EU envoy: No proof that Eldad and Goldwasser are alive

Cibrian-Uzal: Israel wants proof of their condition before engaging in any negotiations; Olmert: I think that they are still alive.

goldwasser and regev fam (photo credit: AP [file])
goldwasser and regev fam
(photo credit: AP [file])
Israel lacks proof that the two soldiers Hizbullah kidnapped on the Lebanese border last July are alive, the European Union's Ambassador Ramiro Cibrian-Uzal told The Jerusalem Post on Tuesday. Cibrian-Uzal said that the knowledge Israel possesses regarding the fate of Ehud Goldwasser and Eldad Regev, differs from the information, which exists regarding the soldier Gilad Shalit whom Hamas kidnapped on the Gaza border at the end of June. "My understanding is that Israel has received proof that Shalit is alive and in reasonably good condition.
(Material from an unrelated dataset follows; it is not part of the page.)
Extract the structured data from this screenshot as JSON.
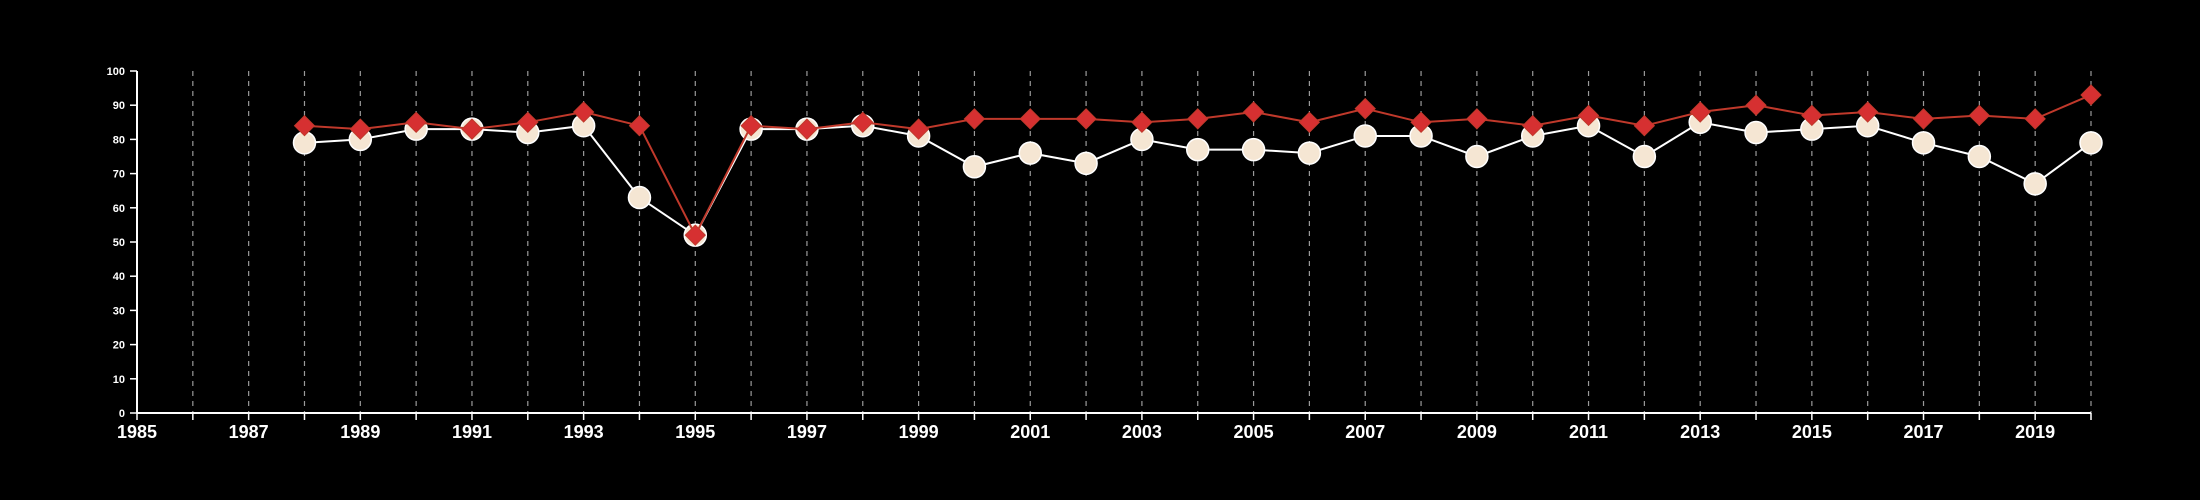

On the basis of this proof, that has been given to the Israelis, Israel is negotiating the release of Gilad Shalit," Cibrian-Uzal said. "No similar proof has been received with respect to the other two abducted soldiers in Lebanon and therefore there are no negotiations for their eventual release," Cibrian-Uzal said. He added that, "Israel would like to receive proof of their condition before engaging in any negotiations." According to Cibrian-Uzal, the prime minister had no "ideological reservations" about negotiating for their release. But he needs that proof that they are alive, "as a prior condition," he said. Cibrian-Uzal spoke a day after Prime Minister Ehud Olmert told students in Netanya that he stopped the war with Hizbullah because he didn't know if Goldwasser and Regev were alive. On Tuesday night, Olmert backtracked and told reporters in Tel Aviv that Israel that "we believe they are alive are making every effort to release them." He said that his comments on Monday had been misunderstood, and that he did not mean to imply that they were dead. "I told the students what I said at the time to their parents," Olmert said. Goldwasser's mother Miki told The Jerusalem Post that she believes her son "is alive." "That is why I stay so strong. I know that I need to deliver my strength to him," she said and added her hope that she could see him soon. But comments like the ones Olmert made while visiting her son's alma mater were upsetting, she said. "Our prime minister should think before he speaks," Goldwasser said, even though she acknowledged that "no one had received any signs of life" from the two young men. Not even the Red Cross could reach them, she said. "I want to ask everyone to help us," receive a sign that they are alive and secure their release, Goldwasser said. She added that humanitarian actions such as this are the first rule of a free country.